La crisis en el Instituto de Previsión Social parece no tocar fondo y la paciencia de miles de trabajadores cotizantes finalmente se agotó. Entre pasillos desbordados, la falta crónica de medicamentos esenciales y citas médicas otorgadas a meses de distancia, los asegurados levantaron la voz con profunda indignación.
Esta vez, el blanco principal de las críticas fue el doctor Isaías Fretes, a quien la ciudadanía califica tajantemente como un «ñe’ẽ rei», esa expresión guaraní que define a la perfección a quien mucho habla pero nada resuelve.
Día tras día, la desgarradora historia se repite tanto en el Hospital Central como en las diversas clínicas periféricas de la previsional. Madres con hijos en brazos, adultos mayores que apenas pueden sostenerse en pie y pacientes con enfermedades crónicas forman interminables filas desde altas horas de la madrugada con la simple esperanza de conseguir una consulta o retirar los remedios que mes a mes pagan con el descuento de sus salarios. Sin embargo, al llegar a la ventanilla, la respuesta casi invariable sigue siendo la misma: un tajante «no hay».
Frente a este escenario desolador, las declaraciones y discursos del doctor Isaías Fretes generaron un profundo malestar entre los asegurados.
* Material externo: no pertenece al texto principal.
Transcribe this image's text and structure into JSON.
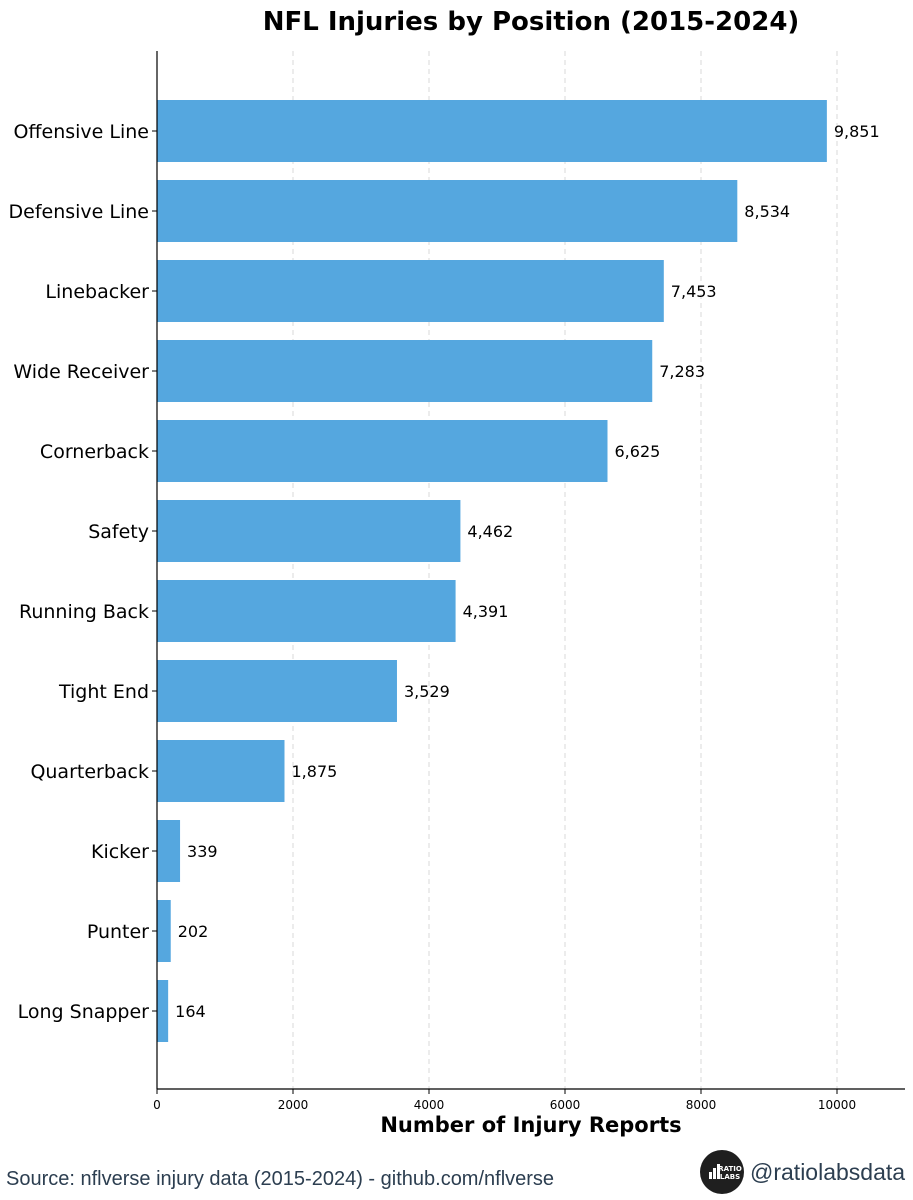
{
  "chart_data": {
    "type": "bar",
    "orientation": "horizontal",
    "title": "NFL Injuries by Position (2015-2024)",
    "xlabel": "Number of Injury Reports",
    "ylabel": "",
    "categories": [
      "Offensive Line",
      "Defensive Line",
      "Linebacker",
      "Wide Receiver",
      "Cornerback",
      "Safety",
      "Running Back",
      "Tight End",
      "Quarterback",
      "Kicker",
      "Punter",
      "Long Snapper"
    ],
    "values": [
      9851,
      8534,
      7453,
      7283,
      6625,
      4462,
      4391,
      3529,
      1875,
      339,
      202,
      164
    ],
    "value_labels": [
      "9,851",
      "8,534",
      "7,453",
      "7,283",
      "6,625",
      "4,462",
      "4,391",
      "3,529",
      "1,875",
      "339",
      "202",
      "164"
    ],
    "xlim": [
      0,
      11000
    ],
    "xticks": [
      0,
      2000,
      4000,
      6000,
      8000,
      10000
    ],
    "xtick_labels": [
      "0",
      "2000",
      "4000",
      "6000",
      "8000",
      "10000"
    ],
    "grid": "vertical dashed",
    "bar_color": "#55a7df"
  },
  "footer": {
    "source": "Source: nflverse injury data (2015-2024) - github.com/nflverse",
    "handle": "@ratiolabsdata",
    "logo_top": "RATIO",
    "logo_bottom": "LABS"
  }
}
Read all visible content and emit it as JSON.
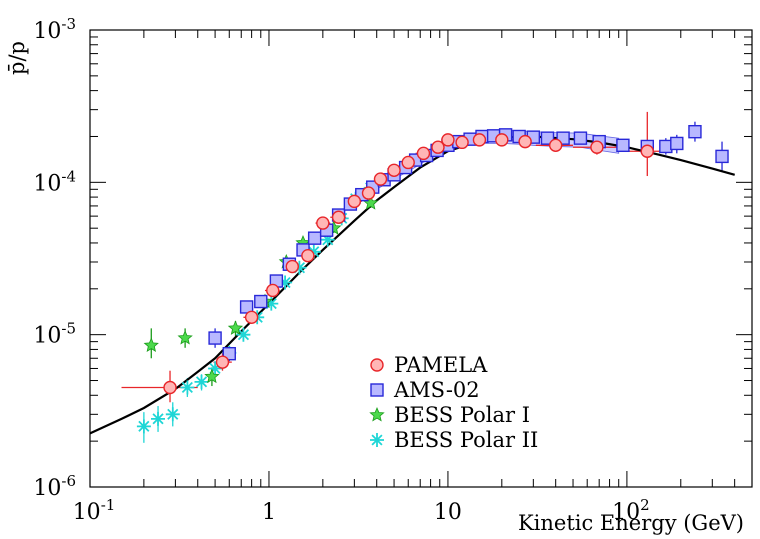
{
  "chart_data": {
    "type": "scatter",
    "title": "",
    "xlabel": "Kinetic Energy (GeV)",
    "ylabel": "p̄/p",
    "x_scale": "log",
    "y_scale": "log",
    "xlim": [
      0.1,
      500
    ],
    "ylim": [
      1e-06,
      0.001
    ],
    "grid": false,
    "legend_position": "lower-center",
    "x_ticks": [
      {
        "value": 0.1,
        "label": "10",
        "exp": "-1"
      },
      {
        "value": 1,
        "label": "1",
        "exp": ""
      },
      {
        "value": 10,
        "label": "10",
        "exp": ""
      },
      {
        "value": 100,
        "label": "10",
        "exp": "2"
      }
    ],
    "y_ticks": [
      {
        "value": 1e-06,
        "label": "10",
        "exp": "-6"
      },
      {
        "value": 1e-05,
        "label": "10",
        "exp": "-5"
      },
      {
        "value": 0.0001,
        "label": "10",
        "exp": "-4"
      },
      {
        "value": 0.001,
        "label": "10",
        "exp": "-3"
      }
    ],
    "model_curve": {
      "color": "#000000",
      "x": [
        0.1,
        0.15,
        0.2,
        0.3,
        0.4,
        0.5,
        0.7,
        1.0,
        1.5,
        2.0,
        3.0,
        4.0,
        5.0,
        7.0,
        10,
        15,
        20,
        30,
        50,
        70,
        100,
        150,
        200,
        300,
        400
      ],
      "y": [
        2.25e-06,
        2.8e-06,
        3.3e-06,
        4.4e-06,
        5.7e-06,
        7e-06,
        1.05e-05,
        1.6e-05,
        2.6e-05,
        3.6e-05,
        5.6e-05,
        7.6e-05,
        9.3e-05,
        0.000125,
        0.00016,
        0.000187,
        0.000197,
        0.0002,
        0.000192,
        0.000183,
        0.00017,
        0.000152,
        0.00014,
        0.000123,
        0.000112
      ]
    },
    "series": [
      {
        "name": "PAMELA",
        "marker": "circle",
        "color": "#e8262a",
        "fill": "#ffb6b6",
        "points": [
          {
            "x": 0.28,
            "y": 4.5e-06,
            "xlo": 0.15,
            "xhi": 0.4,
            "ylo": 3.6e-06,
            "yhi": 5.8e-06
          },
          {
            "x": 0.55,
            "y": 6.6e-06,
            "xlo": 0.49,
            "xhi": 0.62,
            "ylo": 5.8e-06,
            "yhi": 7.6e-06
          },
          {
            "x": 0.8,
            "y": 1.3e-05,
            "xlo": 0.72,
            "xhi": 0.88,
            "ylo": 1.18e-05,
            "yhi": 1.43e-05
          },
          {
            "x": 1.05,
            "y": 1.95e-05,
            "xlo": 0.95,
            "xhi": 1.15,
            "ylo": 1.8e-05,
            "yhi": 2.1e-05
          },
          {
            "x": 1.35,
            "y": 2.8e-05,
            "xlo": 1.22,
            "xhi": 1.5,
            "ylo": 2.6e-05,
            "yhi": 3e-05
          },
          {
            "x": 1.65,
            "y": 3.3e-05,
            "xlo": 1.5,
            "xhi": 1.82,
            "ylo": 3.1e-05,
            "yhi": 3.5e-05
          },
          {
            "x": 2.0,
            "y": 5.4e-05,
            "xlo": 1.82,
            "xhi": 2.2,
            "ylo": 5e-05,
            "yhi": 5.8e-05
          },
          {
            "x": 2.45,
            "y": 5.9e-05,
            "xlo": 2.2,
            "xhi": 2.7,
            "ylo": 5.5e-05,
            "yhi": 6.3e-05
          },
          {
            "x": 3.0,
            "y": 7.5e-05,
            "xlo": 2.7,
            "xhi": 3.3,
            "ylo": 7.1e-05,
            "yhi": 7.9e-05
          },
          {
            "x": 3.6,
            "y": 8.5e-05,
            "xlo": 3.3,
            "xhi": 3.9,
            "ylo": 8.1e-05,
            "yhi": 8.9e-05
          },
          {
            "x": 4.2,
            "y": 0.000105,
            "xlo": 3.9,
            "xhi": 4.6,
            "ylo": 0.0001,
            "yhi": 0.00011
          },
          {
            "x": 5.0,
            "y": 0.00012,
            "xlo": 4.6,
            "xhi": 5.5,
            "ylo": 0.000115,
            "yhi": 0.000125
          },
          {
            "x": 6.0,
            "y": 0.000135,
            "xlo": 5.5,
            "xhi": 6.6,
            "ylo": 0.000129,
            "yhi": 0.000141
          },
          {
            "x": 7.3,
            "y": 0.000155,
            "xlo": 6.6,
            "xhi": 8.0,
            "ylo": 0.000148,
            "yhi": 0.000162
          },
          {
            "x": 8.8,
            "y": 0.00017,
            "xlo": 8.0,
            "xhi": 9.7,
            "ylo": 0.000162,
            "yhi": 0.000178
          },
          {
            "x": 10.0,
            "y": 0.00019,
            "xlo": 9.7,
            "xhi": 10.8,
            "ylo": 0.000182,
            "yhi": 0.000198
          },
          {
            "x": 12.0,
            "y": 0.000183,
            "xlo": 10.8,
            "xhi": 13.5,
            "ylo": 0.000174,
            "yhi": 0.000192
          },
          {
            "x": 15.0,
            "y": 0.00019,
            "xlo": 13.5,
            "xhi": 17.0,
            "ylo": 0.00018,
            "yhi": 0.0002
          },
          {
            "x": 20.0,
            "y": 0.00019,
            "xlo": 17.0,
            "xhi": 23.0,
            "ylo": 0.000179,
            "yhi": 0.000201
          },
          {
            "x": 27.0,
            "y": 0.000185,
            "xlo": 23.0,
            "xhi": 31.0,
            "ylo": 0.000173,
            "yhi": 0.000197
          },
          {
            "x": 40.0,
            "y": 0.000175,
            "xlo": 31.0,
            "xhi": 50.0,
            "ylo": 0.000162,
            "yhi": 0.000189
          },
          {
            "x": 68.0,
            "y": 0.00017,
            "xlo": 50.0,
            "xhi": 90.0,
            "ylo": 0.000152,
            "yhi": 0.00019
          },
          {
            "x": 130.0,
            "y": 0.00016,
            "xlo": 100.0,
            "xhi": 170.0,
            "ylo": 0.00011,
            "yhi": 0.00029
          }
        ]
      },
      {
        "name": "AMS-02",
        "marker": "square",
        "color": "#2828d8",
        "fill": "#b8b8ff",
        "points": [
          {
            "x": 0.5,
            "y": 9.5e-06,
            "ylo": 8.2e-06,
            "yhi": 1.1e-05
          },
          {
            "x": 0.6,
            "y": 7.5e-06,
            "ylo": 6.7e-06,
            "yhi": 8.4e-06
          },
          {
            "x": 0.75,
            "y": 1.52e-05,
            "ylo": 1.4e-05,
            "yhi": 1.65e-05
          },
          {
            "x": 0.9,
            "y": 1.65e-05,
            "ylo": 1.53e-05,
            "yhi": 1.77e-05
          },
          {
            "x": 1.1,
            "y": 2.25e-05,
            "ylo": 2.12e-05,
            "yhi": 2.38e-05
          },
          {
            "x": 1.3,
            "y": 2.9e-05,
            "ylo": 2.75e-05,
            "yhi": 3.05e-05
          },
          {
            "x": 1.55,
            "y": 3.6e-05,
            "ylo": 3.45e-05,
            "yhi": 3.75e-05
          },
          {
            "x": 1.8,
            "y": 4.3e-05,
            "ylo": 4.15e-05,
            "yhi": 4.45e-05
          },
          {
            "x": 2.1,
            "y": 4.85e-05,
            "ylo": 4.7e-05,
            "yhi": 5e-05
          },
          {
            "x": 2.45,
            "y": 6.1e-05,
            "ylo": 5.9e-05,
            "yhi": 6.3e-05
          },
          {
            "x": 2.85,
            "y": 7.2e-05,
            "ylo": 7e-05,
            "yhi": 7.4e-05
          },
          {
            "x": 3.3,
            "y": 8.3e-05,
            "ylo": 8.1e-05,
            "yhi": 8.5e-05
          },
          {
            "x": 3.8,
            "y": 9.3e-05,
            "ylo": 9.1e-05,
            "yhi": 9.5e-05
          },
          {
            "x": 4.4,
            "y": 0.000104,
            "ylo": 0.000102,
            "yhi": 0.000106
          },
          {
            "x": 5.0,
            "y": 0.000112,
            "ylo": 0.00011,
            "yhi": 0.000114
          },
          {
            "x": 5.8,
            "y": 0.000125,
            "ylo": 0.000122,
            "yhi": 0.000128
          },
          {
            "x": 6.6,
            "y": 0.00014,
            "ylo": 0.000137,
            "yhi": 0.000143
          },
          {
            "x": 7.6,
            "y": 0.00015,
            "ylo": 0.000147,
            "yhi": 0.000153
          },
          {
            "x": 8.7,
            "y": 0.000162,
            "ylo": 0.000158,
            "yhi": 0.000166
          },
          {
            "x": 10.0,
            "y": 0.000175,
            "ylo": 0.000171,
            "yhi": 0.000179
          },
          {
            "x": 11.5,
            "y": 0.000185,
            "ylo": 0.000181,
            "yhi": 0.000189
          },
          {
            "x": 13.3,
            "y": 0.000192,
            "ylo": 0.000187,
            "yhi": 0.000197
          },
          {
            "x": 15.5,
            "y": 0.0002,
            "ylo": 0.000195,
            "yhi": 0.000205
          },
          {
            "x": 18.0,
            "y": 0.000202,
            "ylo": 0.000196,
            "yhi": 0.000208
          },
          {
            "x": 21.0,
            "y": 0.000205,
            "ylo": 0.000198,
            "yhi": 0.000212
          },
          {
            "x": 25.0,
            "y": 0.0002,
            "ylo": 0.000193,
            "yhi": 0.000207
          },
          {
            "x": 30.0,
            "y": 0.000198,
            "ylo": 0.00019,
            "yhi": 0.000206
          },
          {
            "x": 36.0,
            "y": 0.000195,
            "ylo": 0.000186,
            "yhi": 0.000204
          },
          {
            "x": 44.0,
            "y": 0.000195,
            "ylo": 0.000185,
            "yhi": 0.000205
          },
          {
            "x": 55.0,
            "y": 0.000195,
            "ylo": 0.000183,
            "yhi": 0.000207
          },
          {
            "x": 70.0,
            "y": 0.000185,
            "ylo": 0.000172,
            "yhi": 0.000198
          },
          {
            "x": 95.0,
            "y": 0.000175,
            "ylo": 0.00016,
            "yhi": 0.00019
          },
          {
            "x": 130.0,
            "y": 0.000172,
            "ylo": 0.000155,
            "yhi": 0.00019
          },
          {
            "x": 165.0,
            "y": 0.000172,
            "ylo": 0.000152,
            "yhi": 0.000195
          },
          {
            "x": 190.0,
            "y": 0.00018,
            "ylo": 0.000155,
            "yhi": 0.000205
          },
          {
            "x": 240.0,
            "y": 0.000215,
            "ylo": 0.000185,
            "yhi": 0.00025
          },
          {
            "x": 340.0,
            "y": 0.000148,
            "ylo": 0.000118,
            "yhi": 0.000185
          }
        ]
      },
      {
        "name": "BESS Polar I",
        "marker": "star",
        "color": "#1a9c1a",
        "fill": "#4cd94c",
        "points": [
          {
            "x": 0.22,
            "y": 8.5e-06,
            "ylo": 7e-06,
            "yhi": 1.1e-05
          },
          {
            "x": 0.34,
            "y": 9.5e-06,
            "ylo": 8.2e-06,
            "yhi": 1.1e-05
          },
          {
            "x": 0.48,
            "y": 5.3e-06,
            "ylo": 4.6e-06,
            "yhi": 6.1e-06
          },
          {
            "x": 0.65,
            "y": 1.1e-05,
            "ylo": 9.8e-06,
            "yhi": 1.23e-05
          },
          {
            "x": 0.95,
            "y": 1.65e-05,
            "ylo": 1.5e-05,
            "yhi": 1.82e-05
          },
          {
            "x": 1.25,
            "y": 3e-05,
            "ylo": 2.75e-05,
            "yhi": 3.3e-05
          },
          {
            "x": 1.55,
            "y": 4e-05,
            "ylo": 3.7e-05,
            "yhi": 4.35e-05
          },
          {
            "x": 2.3,
            "y": 5e-05,
            "ylo": 4.65e-05,
            "yhi": 5.4e-05
          },
          {
            "x": 3.7,
            "y": 7.3e-05,
            "ylo": 6.8e-05,
            "yhi": 7.9e-05
          }
        ]
      },
      {
        "name": "BESS Polar II",
        "marker": "asterisk",
        "color": "#1fd6d6",
        "fill": "#1fd6d6",
        "points": [
          {
            "x": 0.2,
            "y": 2.5e-06,
            "ylo": 1.95e-06,
            "yhi": 3.1e-06
          },
          {
            "x": 0.24,
            "y": 2.8e-06,
            "ylo": 2.3e-06,
            "yhi": 3.4e-06
          },
          {
            "x": 0.29,
            "y": 3e-06,
            "ylo": 2.5e-06,
            "yhi": 3.6e-06
          },
          {
            "x": 0.35,
            "y": 4.5e-06,
            "ylo": 3.9e-06,
            "yhi": 5.2e-06
          },
          {
            "x": 0.42,
            "y": 4.9e-06,
            "ylo": 4.3e-06,
            "yhi": 5.5e-06
          },
          {
            "x": 0.5,
            "y": 6e-06,
            "ylo": 5.4e-06,
            "yhi": 6.7e-06
          },
          {
            "x": 0.6,
            "y": 7.6e-06,
            "ylo": 7e-06,
            "yhi": 8.3e-06
          },
          {
            "x": 0.72,
            "y": 1e-05,
            "ylo": 9.3e-06,
            "yhi": 1.08e-05
          },
          {
            "x": 0.86,
            "y": 1.3e-05,
            "ylo": 1.22e-05,
            "yhi": 1.39e-05
          },
          {
            "x": 1.03,
            "y": 1.6e-05,
            "ylo": 1.5e-05,
            "yhi": 1.7e-05
          },
          {
            "x": 1.23,
            "y": 2.2e-05,
            "ylo": 2.08e-05,
            "yhi": 2.33e-05
          },
          {
            "x": 1.48,
            "y": 2.75e-05,
            "ylo": 2.6e-05,
            "yhi": 2.9e-05
          },
          {
            "x": 1.78,
            "y": 3.5e-05,
            "ylo": 3.32e-05,
            "yhi": 3.7e-05
          },
          {
            "x": 2.13,
            "y": 4.2e-05,
            "ylo": 3.98e-05,
            "yhi": 4.43e-05
          },
          {
            "x": 2.55,
            "y": 5.8e-05,
            "ylo": 5.5e-05,
            "yhi": 6.1e-05
          },
          {
            "x": 3.05,
            "y": 7.8e-05,
            "ylo": 7.4e-05,
            "yhi": 8.2e-05
          },
          {
            "x": 3.7,
            "y": 9.2e-05,
            "ylo": 8.7e-05,
            "yhi": 9.7e-05
          }
        ]
      }
    ],
    "ams_syst_band": {
      "x": [
        3.0,
        4.0,
        5.0,
        6.5,
        8.0,
        10,
        13,
        16,
        20,
        25,
        30,
        40,
        55,
        70,
        90
      ],
      "ylo": [
        7e-05,
        9e-05,
        0.000105,
        0.000125,
        0.000145,
        0.00016,
        0.000175,
        0.00018,
        0.00018,
        0.000178,
        0.000175,
        0.000172,
        0.00017,
        0.000162,
        0.000155
      ],
      "yhi": [
        8.2e-05,
        0.000102,
        0.00012,
        0.000142,
        0.000165,
        0.000188,
        0.000205,
        0.000215,
        0.00022,
        0.000218,
        0.000215,
        0.000212,
        0.00021,
        0.000202,
        0.000195
      ]
    }
  }
}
Los afectados expresan que las constantes promesas de reestructuración, optimización de recursos y mejoras en la atención no son más que palabras al aire que contrastan fuertemente con la cruda realidad de los hospitales. Para las familias que sufren el desabastecimiento y deben recurrir a sus propios escasos recursos para comprar desde jeringas hasta remedios de alto costo, los discursos oficiales no curan ni resuelven la emergencia.
La indignación popular refleja el agotamiento de una sociedad que exige un cambio radical y transparente en la administración del seguro social. Los aportantes enfatizan que no están pidiendo favores ni dádivas, sino el cumplimiento de un derecho básico por el que pagan de manera puntual, sufriendo a diario la falta crítica de insumos básicos y remedios esenciales para tratamientos de alta complejidad como la vincristina, la morfina y diversos fármacos oncológicos.
Mientras las respuestas de las autoridades se limiten a explicaciones mediáticas sin un impacto directo en la atención, el malestar ciudadano continuará en aumento y la presión sobre la gestión del IPS no dará tregua.